Мальчишки многозначительно покачивали в руках тяжелые биты.
– Если я опоздаю, меня будут ругать, – отчаянно добавила она и осторожно, точно пробуя пальцами ног воду, ступила на первую ступеньку.
– Давай! Давай! Спускайся, – злорадно подбадривали ее.
– Вы будете бросать в меня камни? – она шмыгнула носом.
Все молчали. И без слов было ясно, что намерения ватаги в отношении девчонки не слишком миролюбивы.
Я же отчаянно старался схватить за хвост ускользающую удачу, что так внезапно свалилась на меня:
– Эй, Томка, ты видела, кто сейчас сбил цукорий?
– Ты дурак!
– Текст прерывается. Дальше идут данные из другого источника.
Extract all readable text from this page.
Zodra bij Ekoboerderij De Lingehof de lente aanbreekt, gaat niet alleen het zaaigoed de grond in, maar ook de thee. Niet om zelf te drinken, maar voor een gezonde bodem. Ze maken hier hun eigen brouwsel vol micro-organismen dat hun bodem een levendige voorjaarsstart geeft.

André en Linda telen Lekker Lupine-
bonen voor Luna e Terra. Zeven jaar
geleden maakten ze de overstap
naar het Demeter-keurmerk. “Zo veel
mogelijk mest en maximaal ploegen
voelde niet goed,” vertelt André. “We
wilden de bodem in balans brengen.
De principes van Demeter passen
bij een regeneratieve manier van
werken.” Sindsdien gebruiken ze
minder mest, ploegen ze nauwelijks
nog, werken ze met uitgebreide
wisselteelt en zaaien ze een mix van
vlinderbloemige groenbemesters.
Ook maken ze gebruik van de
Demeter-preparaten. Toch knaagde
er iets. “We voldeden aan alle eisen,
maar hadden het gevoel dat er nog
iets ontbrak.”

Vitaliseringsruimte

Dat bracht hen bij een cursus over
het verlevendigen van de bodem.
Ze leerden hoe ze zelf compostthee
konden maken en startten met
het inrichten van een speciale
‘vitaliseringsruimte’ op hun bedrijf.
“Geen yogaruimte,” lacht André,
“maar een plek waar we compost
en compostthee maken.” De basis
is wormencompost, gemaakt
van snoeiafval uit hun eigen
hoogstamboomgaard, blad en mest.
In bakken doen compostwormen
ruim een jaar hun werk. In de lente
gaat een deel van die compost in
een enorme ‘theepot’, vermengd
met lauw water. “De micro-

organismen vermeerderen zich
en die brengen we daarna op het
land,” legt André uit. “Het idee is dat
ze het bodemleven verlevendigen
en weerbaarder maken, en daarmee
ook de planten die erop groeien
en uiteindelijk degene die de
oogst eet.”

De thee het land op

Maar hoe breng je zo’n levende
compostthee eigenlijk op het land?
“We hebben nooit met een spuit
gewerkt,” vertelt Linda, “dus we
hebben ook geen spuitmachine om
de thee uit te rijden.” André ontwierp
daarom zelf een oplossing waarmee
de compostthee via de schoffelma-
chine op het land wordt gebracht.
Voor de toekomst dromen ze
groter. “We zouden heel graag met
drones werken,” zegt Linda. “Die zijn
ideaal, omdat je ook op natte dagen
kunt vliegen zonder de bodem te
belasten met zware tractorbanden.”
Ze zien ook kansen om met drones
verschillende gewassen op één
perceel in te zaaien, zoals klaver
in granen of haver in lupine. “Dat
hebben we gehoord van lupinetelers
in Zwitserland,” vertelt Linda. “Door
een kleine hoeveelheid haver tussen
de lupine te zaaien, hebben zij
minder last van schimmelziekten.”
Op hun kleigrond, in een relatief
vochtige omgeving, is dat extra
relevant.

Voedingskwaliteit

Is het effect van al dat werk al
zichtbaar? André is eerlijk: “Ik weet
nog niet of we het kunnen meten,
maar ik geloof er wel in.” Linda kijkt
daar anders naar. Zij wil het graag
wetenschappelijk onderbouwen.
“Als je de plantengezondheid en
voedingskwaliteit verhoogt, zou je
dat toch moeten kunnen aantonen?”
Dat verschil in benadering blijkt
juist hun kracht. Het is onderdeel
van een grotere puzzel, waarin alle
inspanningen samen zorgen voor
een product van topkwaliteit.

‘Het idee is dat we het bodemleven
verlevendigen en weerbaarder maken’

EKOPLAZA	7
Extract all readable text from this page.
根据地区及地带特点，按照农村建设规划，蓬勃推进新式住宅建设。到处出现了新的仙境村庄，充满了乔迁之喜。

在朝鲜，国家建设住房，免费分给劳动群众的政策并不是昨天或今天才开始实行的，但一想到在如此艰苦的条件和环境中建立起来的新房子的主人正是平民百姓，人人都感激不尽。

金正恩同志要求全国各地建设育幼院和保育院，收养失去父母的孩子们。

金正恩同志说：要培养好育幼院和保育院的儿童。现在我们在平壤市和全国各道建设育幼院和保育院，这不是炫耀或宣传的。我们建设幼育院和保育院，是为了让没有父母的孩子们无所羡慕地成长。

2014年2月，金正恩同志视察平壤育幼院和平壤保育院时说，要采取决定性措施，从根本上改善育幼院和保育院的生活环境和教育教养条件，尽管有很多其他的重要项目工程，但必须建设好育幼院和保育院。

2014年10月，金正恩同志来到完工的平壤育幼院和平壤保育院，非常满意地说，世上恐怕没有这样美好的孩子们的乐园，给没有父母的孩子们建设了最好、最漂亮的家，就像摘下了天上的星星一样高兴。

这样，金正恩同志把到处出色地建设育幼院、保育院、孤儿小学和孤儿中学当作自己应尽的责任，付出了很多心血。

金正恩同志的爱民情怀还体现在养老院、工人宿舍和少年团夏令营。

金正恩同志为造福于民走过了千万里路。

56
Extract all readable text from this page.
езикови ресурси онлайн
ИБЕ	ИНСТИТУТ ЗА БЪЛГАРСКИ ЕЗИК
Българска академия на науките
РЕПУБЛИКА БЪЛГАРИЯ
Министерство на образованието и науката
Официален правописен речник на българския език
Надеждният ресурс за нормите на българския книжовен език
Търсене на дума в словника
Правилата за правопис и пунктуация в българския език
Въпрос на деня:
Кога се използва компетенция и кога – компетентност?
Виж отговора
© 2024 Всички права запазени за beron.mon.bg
И все вы дураки…
Она повела худенькими плечиками под стираным-перестираным платьем и спустилась с крыльца, глядя прямо перед собой. Кто-то из нас первым пустил камень по асфальту, прямо под ноги девочке. Второй, третий… Камни, словно трассирующие пули, веером слетались к тому месту, куда ступали ее туфли. Девочка подпрыгивала, пропуская их под собой, и, не выдержав, побежала…
Все началось с того душного вечера, когда во дворе появился высокий мужчина в толстых очках. Это был отец Томки – Спартак Адигезалович Адигезалов. Все знали, что он ушел на фронт в самом начале войны. И он вернулся. В очках и гимнастерке, с латкой на локте. Неизвестно, кто первым пустил слух, что Спартак не вернулся, как возвращались раненые, а убежал с фронта, дезертировал. Потом мы долго гадали, кто же пустил этот слух: то ли горбатая Зейнаб, то ли тетка Марьям, которая продавала соседям вонючее хаши. Но слух такой был. А так как у всех соседей ктото воевал или уже был убит или ранен, то слух этот не оставили без внимания.
– Счастливая Аида, Томкина мать. Умерла, не дожила до черного часа – видеть мужа-дезертира. Подумаешь, близорукий! Кто сейчас здоровый? Все воюют – и ничего, – и горбатая Зейнаб сообщила, что однажды ночью она видела, как Адигезалов шел по двору… без очков. Ночью. Думал, что его никто не видит, все спят. Он шел в уборную без очков. Зейнаб так поразилась, что не могла и слова вымолвить. Тогда ей все стало ясно. Видимо, она и пустила слух, что Адигезалов – дезертир.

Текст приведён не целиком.